Diz a R/apelante que é do conhecimento funcional dos Tribunais que “o recorrido C (…) e a sua filha C (…) são objeto de vários processos judiciais nos quais se provou, primeiro, indiciariamente, e, depois, a título definitivo, a prática de atos ilícitos e lesivos do património da Recorrente e das suas participadas e, bem assim, comportamentos de desvio de valor computados na presente data em mais de 2 Milhões de Euros através de auditoria forense realizada pela Auditora PwC”; que, “por isso, foram inicialmente suspensos judicialmente dos seus cargos de administradores da Recorrente por decisão cautelar de 20 de outubro de 2017, confirmada a 11 de maio de 2018 após oposição dos aí Requeridos, decisão cautelar esta  também confirmada por Acórdão da Relação de Coimbra proferido em 28 de novembro de 2018”; e que “o Recorrido e a sua filha C (…) foram destituídos judicialmente, com justa causa, das funções de administração na Recorrente C (...) , decisão confirmada por Acórdão proferido em 14 de janeiro de 2020, já transitado em julgado”.

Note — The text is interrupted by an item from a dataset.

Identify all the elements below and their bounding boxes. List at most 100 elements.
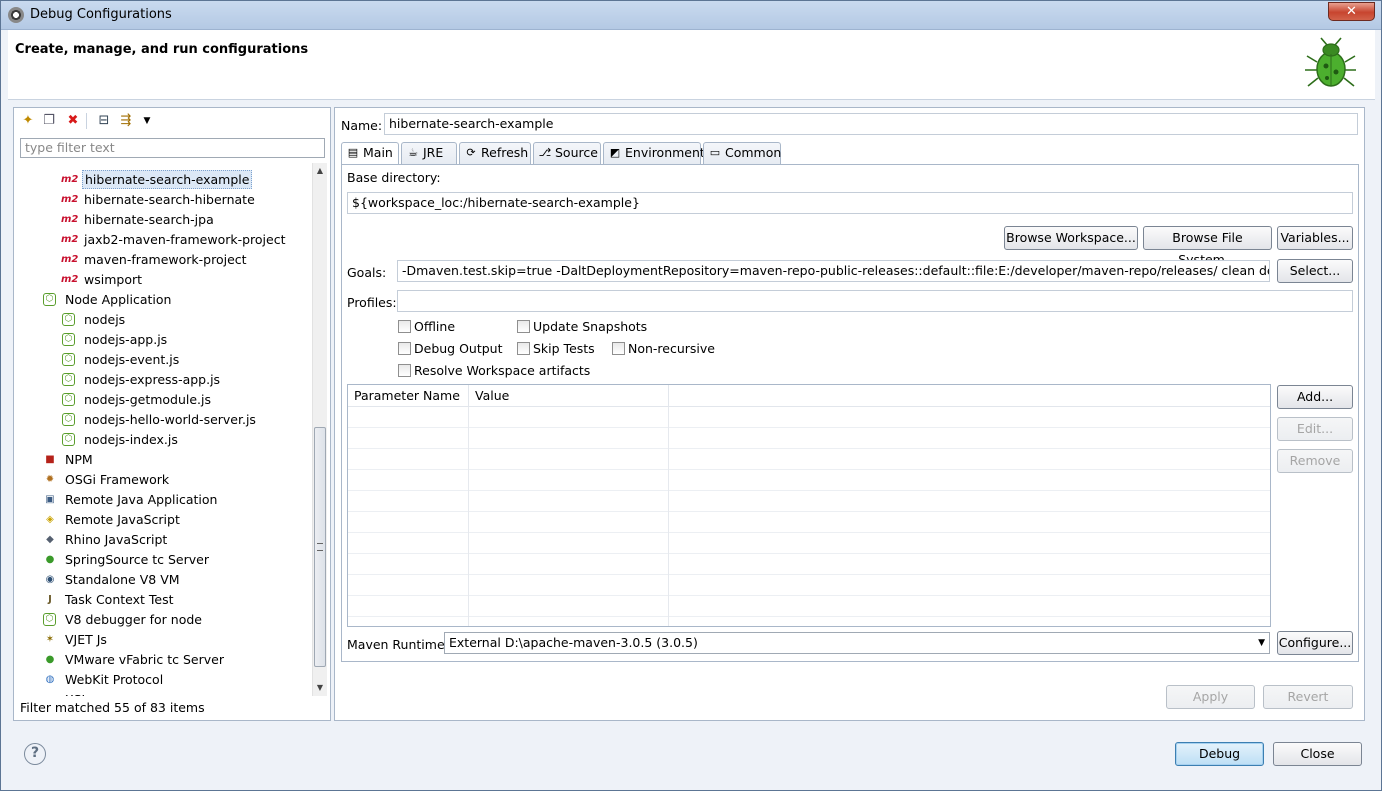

Tudo isto é exato, incluindo ser tudo isto, por dever de ofício, do conhecimento deste Tribunal, porém, a circunstância de estarem já consolidadas inúmeras violações dos deveres legais gerais de administrador (maxime, do de lealdade) por parte do aqui A.[26], não é fundamento para o passo seguinte – a amortização da sua participação social com a consequente e final perda da sua qualidade de sócio – não ser produzido num processo totalmente leal e fair, em que o aqui A. possa exercer os seus direitos, invocando todos os que entenda que lhe assistam.

A gravidade dos factos apurados e dados como provados nas decisões já transitadas em julgado fazem com que seja compreensivelmente inexigível, à sociedade/R., suportar a presença do A. como seu sócio, em virtude do relevo dos prejuízos, atuais ou potenciais, que os seus comportamentos provocaram (para além de constituírem uma quebra irreversível do elo de confiança): a sua exclusão por via direta[27] ou pela via indireta da amortização aparenta ser – perdoe-se-nos o obiter dictum – uma inevitabilidade.

Mas, ainda assim, todas as regras e procedimentos conducentes à sua “exclusão” têm que ser cumpridos e respeitados.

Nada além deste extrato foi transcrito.